Tesco Media and Insight Platform's Uche Ofili explores how retail media inspires and sharpens marketing plans with precise targeting, as well as conversions offering brands versatile marketing solutions
With some media formats, it’s easy to understand the role that they play. If you’re looking to raise awareness – and aren’t too concerned about being able to track the exact impact on sales – then out-of-home or cinema advertising might be a suitable choice. If you’re more invested in sales conversions on the other hand, then display ads will probably feature fairly prominently in your strategy.
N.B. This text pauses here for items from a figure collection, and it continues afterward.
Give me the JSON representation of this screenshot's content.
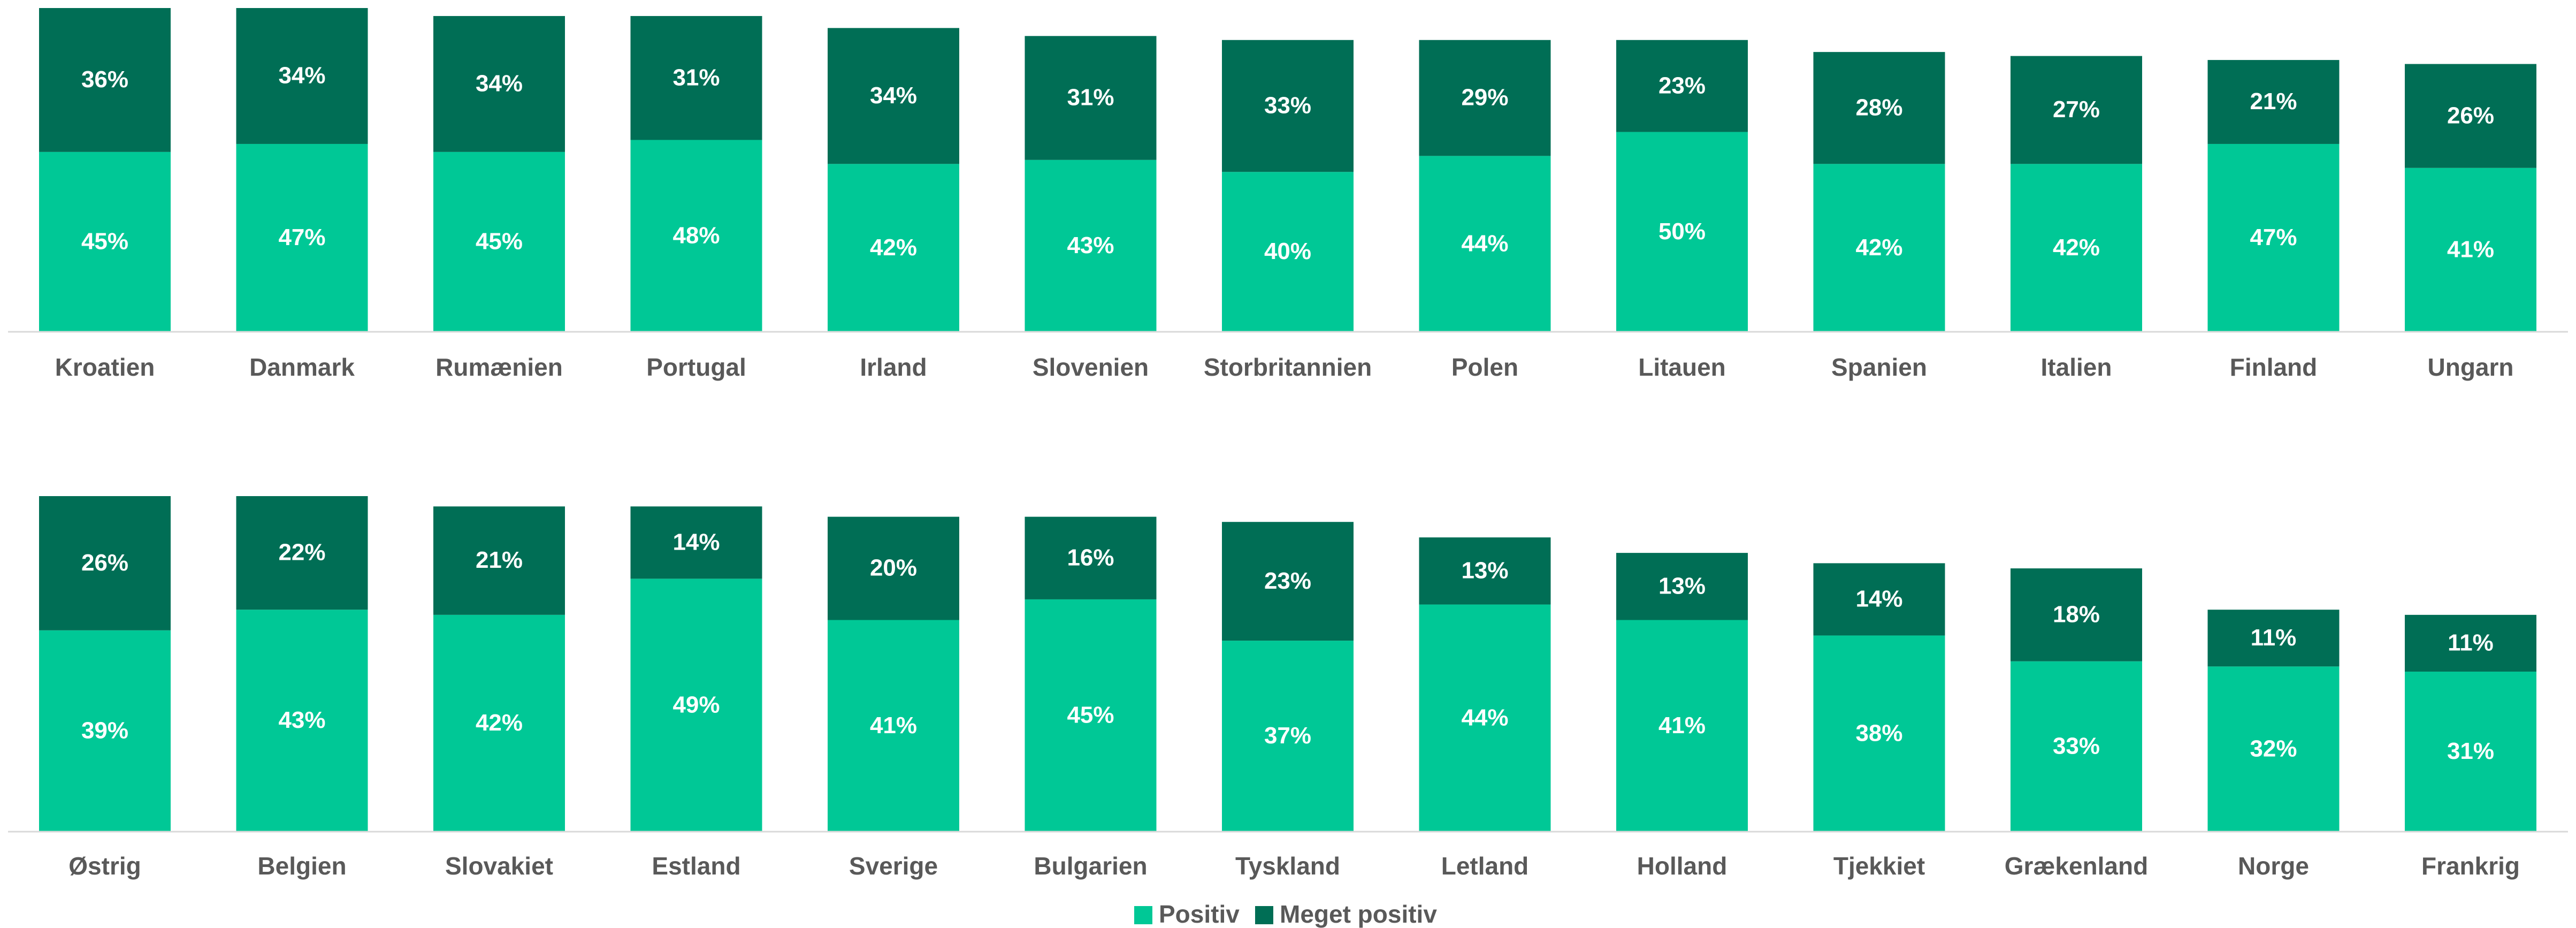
{
  "chart_data": [
    {
      "type": "stacked-bar",
      "categories": [
        "Kroatien",
        "Danmark",
        "Rumænien",
        "Portugal",
        "Irland",
        "Slovenien",
        "Storbritannien",
        "Polen",
        "Litauen",
        "Spanien",
        "Italien",
        "Finland",
        "Ungarn"
      ],
      "series": [
        {
          "color": "#00c896",
          "values": [
            45,
            47,
            45,
            48,
            42,
            43,
            40,
            44,
            50,
            42,
            42,
            47,
            41
          ],
          "value_labels": [
            "45%",
            "47%",
            "45%",
            "48%",
            "42%",
            "43%",
            "40%",
            "44%",
            "50%",
            "42%",
            "42%",
            "47%",
            "41%"
          ]
        },
        {
          "color": "#006e55",
          "values": [
            36,
            34,
            34,
            31,
            34,
            31,
            33,
            29,
            23,
            28,
            27,
            21,
            26
          ],
          "value_labels": [
            "36%",
            "34%",
            "34%",
            "31%",
            "34%",
            "31%",
            "33%",
            "29%",
            "23%",
            "28%",
            "27%",
            "21%",
            "26%"
          ]
        }
      ],
      "ylim": [
        0,
        81
      ]
    },
    {
      "type": "stacked-bar",
      "categories": [
        "Østrig",
        "Belgien",
        "Slovakiet",
        "Estland",
        "Sverige",
        "Bulgarien",
        "Tyskland",
        "Letland",
        "Holland",
        "Tjekkiet",
        "Grækenland",
        "Norge",
        "Frankrig"
      ],
      "series": [
        {
          "color": "#00c896",
          "values": [
            39,
            43,
            42,
            49,
            41,
            45,
            37,
            44,
            41,
            38,
            33,
            32,
            31
          ],
          "value_labels": [
            "39%",
            "43%",
            "42%",
            "49%",
            "41%",
            "45%",
            "37%",
            "44%",
            "41%",
            "38%",
            "33%",
            "32%",
            "31%"
          ]
        },
        {
          "color": "#006e55",
          "values": [
            26,
            22,
            21,
            14,
            20,
            16,
            23,
            13,
            13,
            14,
            18,
            11,
            11
          ],
          "value_labels": [
            "26%",
            "22%",
            "21%",
            "14%",
            "20%",
            "16%",
            "23%",
            "13%",
            "13%",
            "14%",
            "18%",
            "11%",
            "11%"
          ]
        }
      ],
      "ylim": [
        0,
        65
      ]
    }
  ],
  "legend": {
    "position": "bottom",
    "items": [
      {
        "name": "Positiv",
        "color": "#00c896"
      },
      {
        "name": "Meget positiv",
        "color": "#006e55"
      }
    ]
  }
}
With retail media, any attempt to pin down the exact role that it plays can be significantly more difficult. Vitally, that’s not because there’s some fundamental flaw in the proposition, or any kind of fuzziness around what it can do, either. Instead, it’s because retail media can cover so much ground that there’s no easy way to package it up without missing something out.
Part of the problem here is that retail media works across the whole of the marketing funnel. Would you like to engage with millions of prospective customers when they go online to browse a digital store? Retail media can help you do that. Would you like to send a tailored discount code to the 5,000 people who viewed your product but didn’t add it to their basket? Retail media can help you do that too.
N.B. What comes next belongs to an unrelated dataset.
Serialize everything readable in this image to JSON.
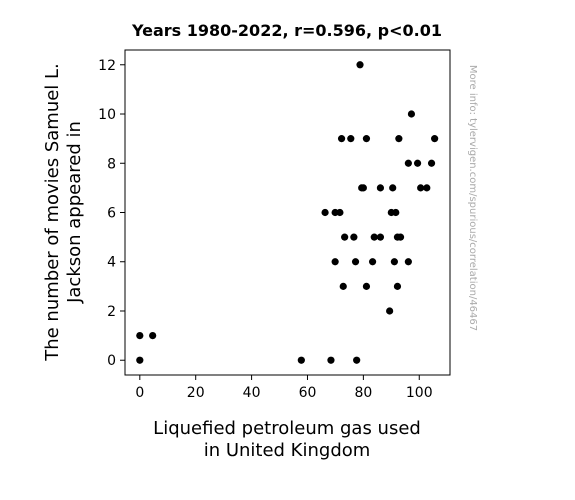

None of that means that retail media can’t be defined of course, and from our perspective here at Tesco Media and Insight Platform, we believe that it plays a role in three important areas:
- Retail media gives brands the ability to inspire and drive cut-through with customers
- It can be used to sharpen up media plans, with precise audience targeting
- And it can also be used to convert key customers, driving growth in the process
Let’s take a look at each of those three in detail, and how they help to explain more about the role that retail media plays today.
1. Inspire
Inspiration is critical to consumer brands, particularly right now. Sleep shopping – where people buy the same products and labels week in, week out – is commonplace. Consumer finances are under pressure, and the temptation to opt for cheaper alternatives is always there. In this kind of environment, the ability to stand out and capture people’s imagination is essential.
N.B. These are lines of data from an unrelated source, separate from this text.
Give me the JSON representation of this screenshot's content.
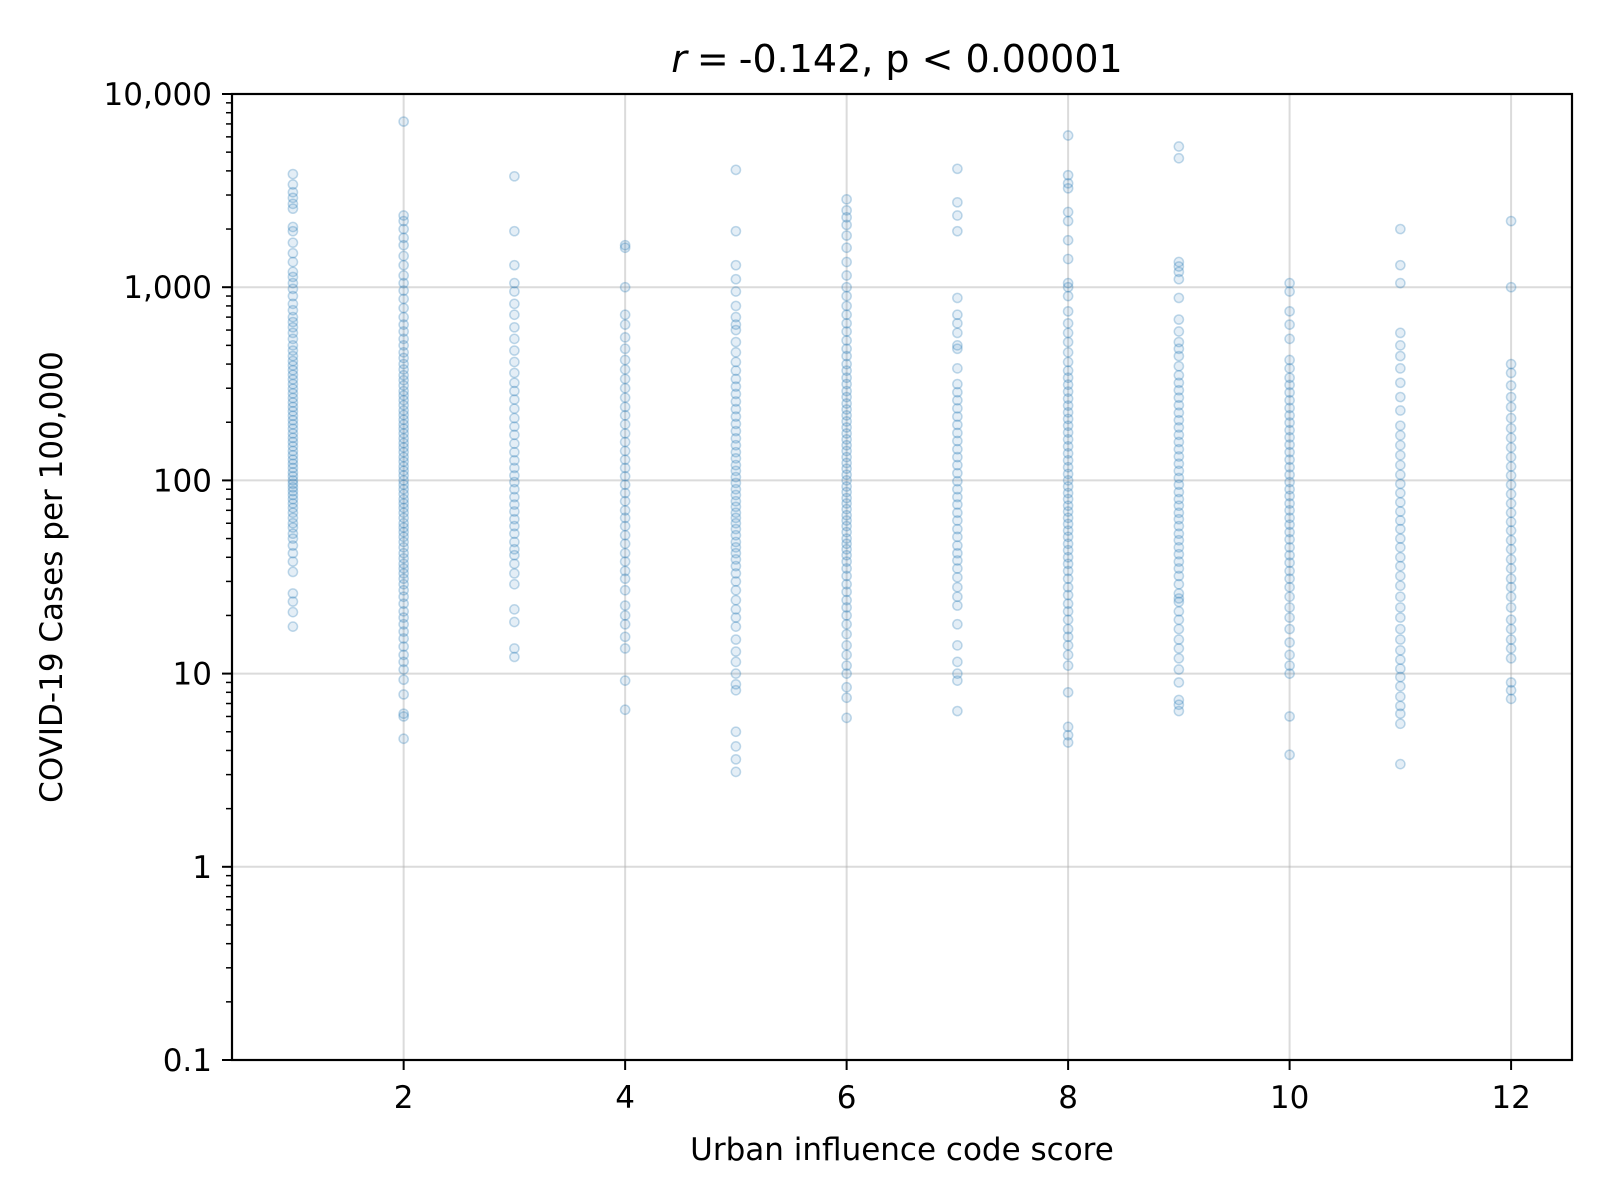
{
  "chart_data": {
    "type": "scatter",
    "title": "-0.142, p < 0.00001",
    "title_italic_prefix": "r",
    "title_connector": "=",
    "xlabel": "Urban influence code score",
    "ylabel": "COVID-19 Cases per 100,000",
    "xlim": [
      0.45,
      12.55
    ],
    "ylim": [
      0.1,
      10000
    ],
    "y_scale": "log",
    "x_ticks": [
      2,
      4,
      6,
      8,
      10,
      12
    ],
    "x_tick_labels": [
      "2",
      "4",
      "6",
      "8",
      "10",
      "12"
    ],
    "y_ticks": [
      0.1,
      1,
      10,
      100,
      1000,
      10000
    ],
    "y_tick_labels": [
      "0.1",
      "1",
      "10",
      "100",
      "1,000",
      "10,000"
    ],
    "grid": true,
    "marker_color": "#1f77b4",
    "series": [
      {
        "groups": [
          {
            "x": 1,
            "values": [
              17.5,
              20.8,
              23.6,
              26.0,
              33.6,
              38.0,
              42.0,
              46.0,
              50.0,
              53.0,
              57.0,
              60.0,
              64.0,
              68.0,
              72.0,
              76.0,
              80.0,
              84.0,
              88.0,
              92.0,
              96.0,
              100.0,
              105.0,
              110.0,
              116.0,
              122.0,
              128.0,
              135.0,
              142.0,
              150.0,
              158.0,
              166.0,
              175.0,
              185.0,
              195.0,
              205.0,
              216.0,
              228.0,
              240.0,
              253.0,
              267.0,
              282.0,
              298.0,
              315.0,
              333.0,
              352.0,
              372.0,
              393.0,
              415.0,
              440.0,
              470.0,
              500.0,
              540.0,
              580.0,
              620.0,
              660.0,
              700.0,
              760.0,
              820.0,
              900.0,
              980.0,
              1050.0,
              1130.0,
              1200.0,
              1350.0,
              1500.0,
              1700.0,
              1950.0,
              2050.0,
              2550.0,
              2700.0,
              2900.0,
              3100.0,
              3400.0,
              3850.0
            ]
          },
          {
            "x": 2,
            "values": [
              4.6,
              6.0,
              6.2,
              7.8,
              9.3,
              10.5,
              11.5,
              12.5,
              13.8,
              15.2,
              16.5,
              18.0,
              19.5,
              21.0,
              23.0,
              25.0,
              27.0,
              29.0,
              31.0,
              33.0,
              35.0,
              37.0,
              39.5,
              42.0,
              45.0,
              48.0,
              51.0,
              54.0,
              57.0,
              60.0,
              64.0,
              68.0,
              72.0,
              76.0,
              80.0,
              85.0,
              90.0,
              95.0,
              100.0,
              106.0,
              112.0,
              118.0,
              125.0,
              132.0,
              140.0,
              148.0,
              156.0,
              165.0,
              175.0,
              185.0,
              195.0,
              206.0,
              218.0,
              230.0,
              245.0,
              260.0,
              275.0,
              290.0,
              310.0,
              330.0,
              350.0,
              375.0,
              400.0,
              430.0,
              460.0,
              500.0,
              540.0,
              590.0,
              640.0,
              700.0,
              780.0,
              870.0,
              960.0,
              1050.0,
              1150.0,
              1300.0,
              1450.0,
              1650.0,
              1800.0,
              2000.0,
              2200.0,
              2350.0,
              7200.0
            ]
          },
          {
            "x": 3,
            "values": [
              12.2,
              13.5,
              18.5,
              21.5,
              29.0,
              33.0,
              37.0,
              41.0,
              44.0,
              48.0,
              53.0,
              58.0,
              63.0,
              69.0,
              75.0,
              82.0,
              90.0,
              98.0,
              106.0,
              116.0,
              127.0,
              140.0,
              155.0,
              172.0,
              190.0,
              210.0,
              235.0,
              262.0,
              290.0,
              320.0,
              360.0,
              410.0,
              470.0,
              540.0,
              620.0,
              720.0,
              820.0,
              950.0,
              1050.0,
              1300.0,
              1950.0,
              3750.0
            ]
          },
          {
            "x": 4,
            "values": [
              6.5,
              9.2,
              13.5,
              15.5,
              18.0,
              20.0,
              22.5,
              27.0,
              31.0,
              34.0,
              38.0,
              42.0,
              47.0,
              52.0,
              58.0,
              64.0,
              70.0,
              78.0,
              86.0,
              95.0,
              105.0,
              116.0,
              128.0,
              142.0,
              158.0,
              175.0,
              195.0,
              217.0,
              240.0,
              268.0,
              300.0,
              335.0,
              375.0,
              420.0,
              480.0,
              550.0,
              640.0,
              720.0,
              1000.0,
              1600.0,
              1650.0
            ]
          },
          {
            "x": 5,
            "values": [
              3.1,
              3.6,
              4.2,
              5.0,
              8.2,
              8.8,
              10.0,
              11.5,
              13.0,
              15.0,
              17.5,
              19.5,
              21.5,
              24.0,
              27.0,
              30.0,
              33.0,
              36.0,
              39.0,
              42.0,
              45.0,
              48.0,
              52.0,
              56.0,
              60.0,
              64.0,
              68.0,
              73.0,
              78.0,
              84.0,
              90.0,
              97.0,
              104.0,
              112.0,
              120.0,
              130.0,
              140.0,
              152.0,
              165.0,
              180.0,
              196.0,
              214.0,
              234.0,
              256.0,
              280.0,
              306.0,
              335.0,
              370.0,
              410.0,
              460.0,
              520.0,
              600.0,
              640.0,
              700.0,
              800.0,
              950.0,
              1100.0,
              1300.0,
              1950.0,
              4050.0
            ]
          },
          {
            "x": 6,
            "values": [
              5.9,
              7.5,
              8.5,
              10.0,
              11.0,
              12.5,
              14.0,
              16.0,
              18.0,
              20.0,
              22.0,
              24.0,
              26.5,
              29.0,
              32.0,
              35.0,
              38.0,
              41.0,
              44.0,
              47.0,
              50.0,
              54.0,
              58.0,
              62.0,
              66.0,
              71.0,
              76.0,
              81.0,
              87.0,
              93.0,
              100.0,
              107.0,
              115.0,
              123.0,
              132.0,
              142.0,
              152.0,
              163.0,
              175.0,
              188.0,
              202.0,
              217.0,
              233.0,
              250.0,
              270.0,
              290.0,
              315.0,
              340.0,
              370.0,
              400.0,
              440.0,
              480.0,
              530.0,
              590.0,
              650.0,
              720.0,
              800.0,
              900.0,
              1000.0,
              1150.0,
              1350.0,
              1600.0,
              1850.0,
              2100.0,
              2300.0,
              2500.0,
              2850.0
            ]
          },
          {
            "x": 7,
            "values": [
              6.4,
              9.2,
              10.0,
              11.5,
              14.0,
              18.0,
              22.5,
              25.0,
              28.0,
              31.5,
              35.0,
              38.5,
              42.0,
              46.0,
              51.0,
              56.0,
              62.0,
              68.0,
              75.0,
              82.0,
              90.0,
              99.0,
              109.0,
              120.0,
              132.0,
              145.0,
              160.0,
              176.0,
              194.0,
              214.0,
              236.0,
              260.0,
              286.0,
              315.0,
              380.0,
              480.0,
              500.0,
              580.0,
              650.0,
              720.0,
              880.0,
              1950.0,
              2350.0,
              2750.0,
              4100.0
            ]
          },
          {
            "x": 8,
            "values": [
              4.4,
              4.8,
              5.3,
              8.0,
              11.0,
              12.5,
              14.0,
              15.5,
              17.0,
              19.0,
              21.0,
              23.0,
              25.5,
              28.0,
              31.0,
              34.0,
              37.0,
              40.0,
              43.5,
              47.0,
              51.0,
              55.0,
              59.5,
              64.0,
              69.0,
              74.0,
              80.0,
              86.0,
              93.0,
              100.0,
              108.0,
              117.0,
              127.0,
              138.0,
              150.0,
              163.0,
              177.0,
              192.0,
              208.0,
              225.0,
              244.0,
              265.0,
              288.0,
              313.0,
              340.0,
              370.0,
              410.0,
              460.0,
              520.0,
              580.0,
              650.0,
              750.0,
              900.0,
              1000.0,
              1050.0,
              1400.0,
              1750.0,
              2200.0,
              2450.0,
              3250.0,
              3450.0,
              3800.0,
              6100.0
            ]
          },
          {
            "x": 9,
            "values": [
              6.4,
              6.9,
              7.3,
              9.0,
              10.5,
              12.0,
              13.5,
              15.0,
              17.0,
              19.0,
              21.0,
              23.5,
              24.5,
              26.0,
              29.0,
              32.0,
              35.0,
              38.0,
              41.5,
              45.0,
              49.0,
              53.0,
              58.0,
              63.0,
              68.0,
              74.0,
              80.0,
              87.0,
              95.0,
              103.0,
              112.0,
              122.0,
              133.0,
              145.0,
              158.0,
              172.0,
              188.0,
              205.0,
              224.0,
              245.0,
              268.0,
              293.0,
              320.0,
              350.0,
              390.0,
              440.0,
              480.0,
              520.0,
              590.0,
              680.0,
              880.0,
              1100.0,
              1200.0,
              1280.0,
              1350.0,
              4650.0,
              5350.0
            ]
          },
          {
            "x": 10,
            "values": [
              3.8,
              6.0,
              10.0,
              11.0,
              12.5,
              14.5,
              17.0,
              19.5,
              22.0,
              25.0,
              28.0,
              31.0,
              34.0,
              37.5,
              41.0,
              45.0,
              49.5,
              54.0,
              59.0,
              64.0,
              70.0,
              76.0,
              83.0,
              90.0,
              98.0,
              107.0,
              117.0,
              128.0,
              140.0,
              153.0,
              167.0,
              182.0,
              199.0,
              217.0,
              237.0,
              260.0,
              285.0,
              312.0,
              340.0,
              380.0,
              420.0,
              540.0,
              640.0,
              750.0,
              950.0,
              1050.0
            ]
          },
          {
            "x": 11,
            "values": [
              3.4,
              5.5,
              6.2,
              6.8,
              7.6,
              8.6,
              9.6,
              10.6,
              11.8,
              13.2,
              15.0,
              17.0,
              19.5,
              22.0,
              25.0,
              28.5,
              32.0,
              36.0,
              40.0,
              45.0,
              50.0,
              56.0,
              62.0,
              69.0,
              77.0,
              86.0,
              96.0,
              107.0,
              120.0,
              135.0,
              152.0,
              171.0,
              192.0,
              230.0,
              270.0,
              320.0,
              380.0,
              440.0,
              500.0,
              580.0,
              1050.0,
              1300.0,
              2000.0
            ]
          },
          {
            "x": 12,
            "values": [
              7.4,
              8.2,
              9.0,
              12.0,
              13.5,
              15.0,
              17.0,
              19.0,
              22.0,
              25.0,
              28.0,
              31.0,
              35.0,
              39.0,
              44.0,
              49.0,
              55.0,
              61.0,
              68.0,
              76.0,
              85.0,
              95.0,
              106.0,
              118.0,
              132.0,
              148.0,
              166.0,
              186.0,
              210.0,
              240.0,
              270.0,
              310.0,
              360.0,
              400.0,
              1000.0,
              2200.0
            ]
          }
        ]
      }
    ]
  }
}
Retail media provides brands with the creative canvas they need to do just that. It could be sponsored media on an e-commerce site. It could be personalised coupons printed off at the checkout. Or it could be a network of connected screens displaying animated content. Across a variety of formats, retail media offers a way to break through the routine and prompt shoppers to take action.
2. Sharpen
Advertising dog food to cat owners. Promoting dishwasher tablets to people who don’t own a dishwasher. Selling a new beer to shoppers who don’t drink. When ads are targeted at the wrong audiences, they’re little more than money wasted – and that’s a problem that no brand can afford. To prevent that from happening, media plans need to be sharp and precise, reaching more of the “right” audiences.
One of the key advantages offered by retail media is that it provides access to first-party retailer data – data that can then be used to reach very specific groups of customers. That can be as simple as using identifiers like demographics, but advanced data science can also enable behavioural and predictive targeting, providing opportunities to engage based on past and (likely) future behaviours.
3. Convert
To grow, brands need to persuade prospective customers to buy their products and convince lapsed customers to return. For performance marketing to be truly effective, though, it requires a combination of scale, pinpoint targeting, and reliable measurement – and that’s something that an increasingly small number of formats are able to offer.
Retail media is one of them. Many retailers now offer a range of performance marketing products, display and sponsorship formats working in tandem with branded ads and digital coupons. In combination with the targeting approaches outlined above, that makes it easier than ever for brands to engage with customers based on their specific actions and needs.
As useful at driving sales as it is for driving awareness, and inherently precise and measurable at the same time, perhaps there’s a better way to think about retail media than asking what role it performs. Instead, ask what it is that you want to achieve; chances are, retail media can help you do it.